NOTE This assignment needs to be completed by the start of the next class. That means everything pushed to your remote GitHub repo before class starts. If you are unsure whether you have successfully pushed your changes, check the online version of your repo at GitHub.com. If you can see your changes there, I can see them too.

Remember, I encourage you to save your work, commit smaller changes, and push to your remote GitHub repo often rather than wait until the last minute.

Now that you’ve selected a topic and data set for your final reproducible report, it’s time to conduct a preliminary analysis. In short, I want you to use the skills you’ve learned so far to answer the questions you’ve set for yourself. Specifically, I want you to submit two items. Both should be stored in your final_project folder.

(1) Markdown file on how to get data

Submit a Markdown (.md) file called final_project_instructions.md that explains how to get the data required for your analysis and where it needs to be placed in relation to your R script. The instructions need to be detailed enough that I can find, download, unzip (if necessary), and place the raw data files so that your script will run. Assume I’m me, but am not familar with your data (i.e. that I’ll figure it out).

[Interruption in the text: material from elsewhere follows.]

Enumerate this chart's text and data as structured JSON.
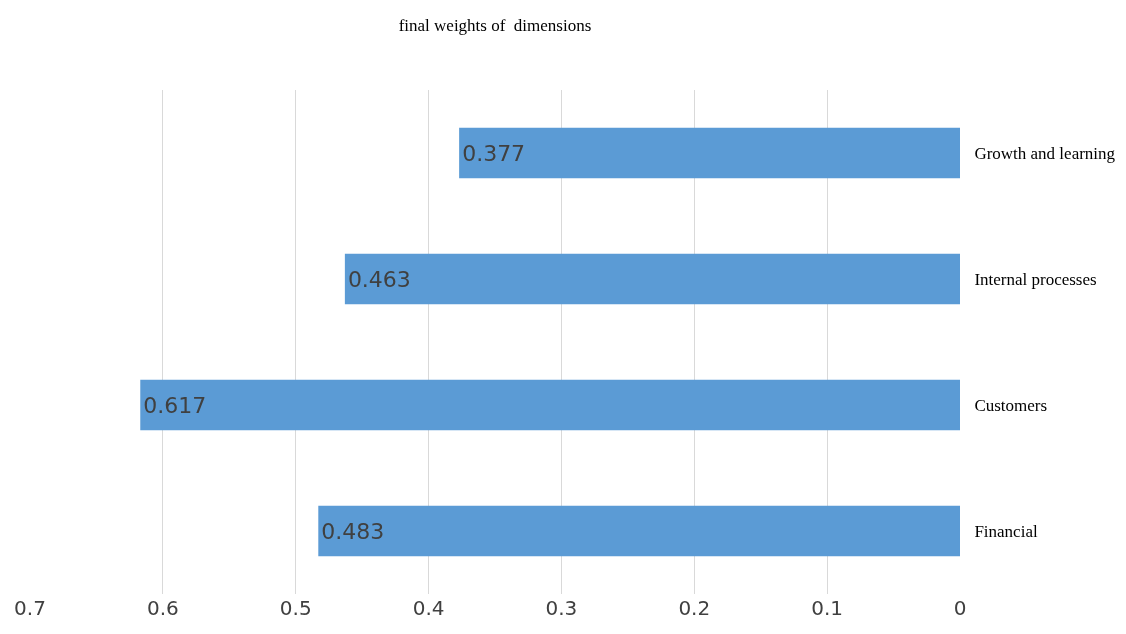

This means that it’s not enough to say, “Get these files from IPEDS,” and then list files. You should include a link to the proper webpage and instructions for any clicking that I need to do to get your data.

(2) R script

Create an R script called final_project_analysis.R that does the following:

  1. Reads in your data — if your analysis requires combining multiple data sets (e.g. IPEDS data files), then you need to read in and append/join all files as required to construct your analysis data set
  2. Selects the variables you need for your analysis (if your raw data contains more columns than you need)
  3. Filters rows due to:
    • missing values
    • values that are outside the scope of your analysis (e.g., you are using national data, but only need information about Florida)
  4. Mutates (adds) new variables that you need for your analysis
  5. Saves your prepared analysis data frame to your data directory — you can save it in whichever format makes sense to you: .csv, .rds, .rda, etc

Your R script should also have a section that:

  1. Generates basic descriptive/summary statistics that are relevant to your analysis (e.g. if using IPEDS to show average graduation rates among Florida public colleges and universities, show average graduation rates for each year in your sample). For this part of the assignment, you do not need to produce any formatted output (tables, figures, text, etc): we’ll work on that after the break. Instead, you can just have results printed to the console.
  2. EXTRA: If you have familiarity with more advanced inferential techniques such as regression and think you may use one in your report, feel free to fit a model. That said, we have not covered this yet and it is not required. But if you are able to do the other steps and an want to move ahead, then go for it!

Your R script should be well-organized, following our template. It should be well commented throughout, explaining what you are doing, particularly if making subjective data cleaning decisions or writing your own functions. It should also run from top to bottom without error or requiring that the user change anything.

I don’t expect that your full analysis will be completed in two weeks. You may end up changing some analyses or adding new ones. But I do expect you are able to put your data together and produce at least a couple of statistics. I fully expect that you will repurpose this code in your final report so the more you do now, the better off you’ll be.